Note that \(Ax = \begin{bmatrix} 5 & -2\\ 6 & -2 \end{bmatrix} \begin{bmatrix}2\\3\end{bmatrix} = \begin{bmatrix} 10 - 6\\12 -6\end{bmatrix} = \begin{bmatrix} 4\\ 6\end{bmatrix}. \)
But \(\begin{bmatrix} 4\\ 6\end{bmatrix} = 2\begin{bmatrix} 2\\ 3\end{bmatrix} = 2x\)! Hence, when we multiply \(x\) on the left by \(A\), it is the same as doubling \(x\). So \(A^2x = 4x=\begin{bmatrix} 8 \\12\end{bmatrix}\). And in general, \(A^kx = 2^kx\). So \(A^{1000}x = 2^{1000} \begin{bmatrix} 2 \\ 3 \end{bmatrix}.\)
However, if we had \(x = \begin{bmatrix} 1\\1\end{bmatrix}\), we wouldn't be able do something similar to the above since \(A\begin{bmatrix} 1\\1\end{bmatrix} =\begin{bmatrix} 3\\4\end{bmatrix}\) is not a scalar multiple of \(\begin{bmatrix} 1\\1\end{bmatrix}\).
Fortunately, there is another way. Let \(P = \begin{bmatrix} 2 & 1\\ 3 & 2 \end{bmatrix}\) and let \(D = \begin{bmatrix} 2 & 0\\ 0 & 1 \end{bmatrix}\). Then \(P^{-1} = \begin{bmatrix} 2 & -1\\ -3 & 2 \end{bmatrix}\). One can check that \(A = PDP^{-1}\).
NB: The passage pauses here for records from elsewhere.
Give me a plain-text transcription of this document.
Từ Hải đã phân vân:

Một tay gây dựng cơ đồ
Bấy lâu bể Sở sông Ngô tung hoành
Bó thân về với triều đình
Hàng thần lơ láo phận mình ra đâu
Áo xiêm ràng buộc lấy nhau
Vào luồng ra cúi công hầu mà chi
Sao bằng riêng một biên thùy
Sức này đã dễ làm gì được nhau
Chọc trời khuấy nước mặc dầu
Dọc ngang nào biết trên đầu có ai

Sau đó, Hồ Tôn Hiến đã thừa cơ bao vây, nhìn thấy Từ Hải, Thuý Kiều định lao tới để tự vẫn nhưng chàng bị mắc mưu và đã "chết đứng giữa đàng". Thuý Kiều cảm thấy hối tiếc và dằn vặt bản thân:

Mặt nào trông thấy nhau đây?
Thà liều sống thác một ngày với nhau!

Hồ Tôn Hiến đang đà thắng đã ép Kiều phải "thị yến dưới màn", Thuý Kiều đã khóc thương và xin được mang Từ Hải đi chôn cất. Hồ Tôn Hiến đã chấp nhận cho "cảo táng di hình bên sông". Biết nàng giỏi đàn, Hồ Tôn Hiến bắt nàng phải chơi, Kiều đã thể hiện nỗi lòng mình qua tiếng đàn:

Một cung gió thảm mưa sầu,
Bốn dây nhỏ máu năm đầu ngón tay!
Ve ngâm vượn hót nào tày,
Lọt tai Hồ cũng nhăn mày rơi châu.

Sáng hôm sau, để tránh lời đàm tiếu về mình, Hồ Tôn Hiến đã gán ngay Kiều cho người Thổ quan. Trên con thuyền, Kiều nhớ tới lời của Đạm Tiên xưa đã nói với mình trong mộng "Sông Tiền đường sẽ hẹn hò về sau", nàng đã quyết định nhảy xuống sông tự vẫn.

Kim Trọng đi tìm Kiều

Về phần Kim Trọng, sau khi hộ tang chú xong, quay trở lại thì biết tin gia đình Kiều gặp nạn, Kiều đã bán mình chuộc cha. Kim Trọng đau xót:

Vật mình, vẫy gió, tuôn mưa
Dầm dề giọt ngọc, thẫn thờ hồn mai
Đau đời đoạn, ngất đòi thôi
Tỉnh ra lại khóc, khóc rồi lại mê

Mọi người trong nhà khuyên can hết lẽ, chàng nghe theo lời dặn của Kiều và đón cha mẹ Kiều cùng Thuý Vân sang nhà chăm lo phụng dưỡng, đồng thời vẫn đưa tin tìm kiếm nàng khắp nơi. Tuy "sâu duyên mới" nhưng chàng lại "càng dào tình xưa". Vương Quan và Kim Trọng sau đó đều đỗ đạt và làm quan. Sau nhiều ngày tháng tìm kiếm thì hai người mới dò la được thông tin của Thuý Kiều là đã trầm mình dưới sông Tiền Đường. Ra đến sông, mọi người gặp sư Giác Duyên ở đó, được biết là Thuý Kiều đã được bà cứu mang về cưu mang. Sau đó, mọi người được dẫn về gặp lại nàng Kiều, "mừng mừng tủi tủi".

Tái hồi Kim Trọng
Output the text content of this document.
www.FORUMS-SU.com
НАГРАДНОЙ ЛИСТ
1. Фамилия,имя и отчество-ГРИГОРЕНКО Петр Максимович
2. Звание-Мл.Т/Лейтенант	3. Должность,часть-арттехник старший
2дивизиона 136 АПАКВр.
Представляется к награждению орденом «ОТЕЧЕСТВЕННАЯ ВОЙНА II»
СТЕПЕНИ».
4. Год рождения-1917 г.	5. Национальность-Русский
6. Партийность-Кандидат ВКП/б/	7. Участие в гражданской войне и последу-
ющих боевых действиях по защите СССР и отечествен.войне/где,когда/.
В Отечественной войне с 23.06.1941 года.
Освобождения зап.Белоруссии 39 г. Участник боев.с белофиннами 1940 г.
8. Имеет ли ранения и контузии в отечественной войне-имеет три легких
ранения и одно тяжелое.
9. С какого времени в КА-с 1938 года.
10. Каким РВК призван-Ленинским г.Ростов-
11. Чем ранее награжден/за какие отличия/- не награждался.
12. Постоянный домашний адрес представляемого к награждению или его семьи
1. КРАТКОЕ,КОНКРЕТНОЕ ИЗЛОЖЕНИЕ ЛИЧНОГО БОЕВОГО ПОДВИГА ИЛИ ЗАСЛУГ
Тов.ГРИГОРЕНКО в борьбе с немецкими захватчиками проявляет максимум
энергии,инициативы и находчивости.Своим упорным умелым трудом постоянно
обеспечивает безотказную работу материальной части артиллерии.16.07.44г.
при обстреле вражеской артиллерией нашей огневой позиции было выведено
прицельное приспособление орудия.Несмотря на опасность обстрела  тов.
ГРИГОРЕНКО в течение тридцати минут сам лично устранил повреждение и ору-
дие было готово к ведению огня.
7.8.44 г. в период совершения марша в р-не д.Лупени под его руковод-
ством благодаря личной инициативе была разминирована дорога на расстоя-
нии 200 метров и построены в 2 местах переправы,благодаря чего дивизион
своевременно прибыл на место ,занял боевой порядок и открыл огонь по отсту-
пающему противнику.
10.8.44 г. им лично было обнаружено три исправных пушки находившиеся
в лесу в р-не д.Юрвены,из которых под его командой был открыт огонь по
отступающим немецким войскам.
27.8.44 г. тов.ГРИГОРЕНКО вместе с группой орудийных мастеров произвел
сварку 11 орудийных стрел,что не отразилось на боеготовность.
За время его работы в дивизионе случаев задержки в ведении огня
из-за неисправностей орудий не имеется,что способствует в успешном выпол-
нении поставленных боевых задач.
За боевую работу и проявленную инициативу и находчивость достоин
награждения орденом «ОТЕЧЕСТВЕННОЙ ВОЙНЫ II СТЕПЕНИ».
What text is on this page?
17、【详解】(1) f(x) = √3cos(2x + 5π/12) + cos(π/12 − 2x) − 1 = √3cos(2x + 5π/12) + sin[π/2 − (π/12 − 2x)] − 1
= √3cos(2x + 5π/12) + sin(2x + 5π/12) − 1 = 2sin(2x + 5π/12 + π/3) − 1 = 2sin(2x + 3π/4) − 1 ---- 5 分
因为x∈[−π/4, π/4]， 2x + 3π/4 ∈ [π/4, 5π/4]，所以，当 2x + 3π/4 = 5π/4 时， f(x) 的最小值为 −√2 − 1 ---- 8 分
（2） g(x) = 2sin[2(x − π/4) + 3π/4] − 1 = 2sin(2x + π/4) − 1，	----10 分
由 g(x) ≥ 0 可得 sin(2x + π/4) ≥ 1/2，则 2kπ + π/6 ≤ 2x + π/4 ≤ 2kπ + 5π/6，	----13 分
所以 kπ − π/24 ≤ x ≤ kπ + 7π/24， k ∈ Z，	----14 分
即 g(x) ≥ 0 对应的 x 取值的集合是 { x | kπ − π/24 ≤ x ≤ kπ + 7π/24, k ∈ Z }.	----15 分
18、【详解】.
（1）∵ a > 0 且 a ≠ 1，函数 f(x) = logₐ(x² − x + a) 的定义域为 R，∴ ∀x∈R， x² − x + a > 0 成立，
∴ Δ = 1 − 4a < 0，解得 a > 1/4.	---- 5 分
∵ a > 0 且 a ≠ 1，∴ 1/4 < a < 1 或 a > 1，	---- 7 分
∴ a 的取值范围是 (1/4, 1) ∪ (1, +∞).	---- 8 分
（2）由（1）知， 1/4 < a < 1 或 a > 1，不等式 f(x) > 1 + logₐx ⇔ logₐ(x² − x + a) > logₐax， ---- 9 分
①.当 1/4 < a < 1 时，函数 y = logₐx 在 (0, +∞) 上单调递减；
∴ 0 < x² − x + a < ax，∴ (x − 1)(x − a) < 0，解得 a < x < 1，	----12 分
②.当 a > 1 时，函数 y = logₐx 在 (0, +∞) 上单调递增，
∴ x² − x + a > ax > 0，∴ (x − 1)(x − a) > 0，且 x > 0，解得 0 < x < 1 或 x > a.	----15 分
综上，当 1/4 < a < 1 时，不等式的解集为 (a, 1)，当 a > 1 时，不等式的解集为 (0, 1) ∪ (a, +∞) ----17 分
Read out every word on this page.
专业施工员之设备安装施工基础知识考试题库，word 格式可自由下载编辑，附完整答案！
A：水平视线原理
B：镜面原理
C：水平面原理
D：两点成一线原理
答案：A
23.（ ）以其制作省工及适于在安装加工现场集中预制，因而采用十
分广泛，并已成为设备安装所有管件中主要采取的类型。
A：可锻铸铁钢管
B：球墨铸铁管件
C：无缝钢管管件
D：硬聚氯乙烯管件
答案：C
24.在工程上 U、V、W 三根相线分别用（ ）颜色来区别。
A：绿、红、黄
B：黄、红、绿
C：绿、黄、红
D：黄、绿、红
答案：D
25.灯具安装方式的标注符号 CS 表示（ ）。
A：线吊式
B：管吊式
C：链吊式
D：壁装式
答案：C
Now, note that \[A^2 = PDP^{-1}PDP^{-1} = PDDP^{-1} = P D^2 P^{-1},\] and \[A^3 = AA^2 = PDP^{-1}PD^2P^{-1} = PDD^2P^{-1} = P D^3 P^{-1}.\] In general, we will have \(A^k = P D^k P^{-1}.\)
Since \(D\) is a diagonal matrix, \(D^k\) is obtained from \(D\) by raising each diagonal entry in \(D\) to the power \(k\). This makes computing \(A^k\) quite easy. In particular, \(A^{1000} = P \begin{bmatrix} 2^{1000} & 0 \\ 0 & 1 \end{bmatrix}P^{-1}\).
There remains one mystery. How does one find the matrices \(P\) and \(D\)? Answering that question will take us to the topic of eigenvalues and eigenvectors.
Let \(A\) be as above.
Compute \(A^{10000} \begin{bmatrix} 1 \\ 2\end{bmatrix}\).
Compute \(A^{10} \begin{bmatrix} 1 \\ 0\end{bmatrix}\).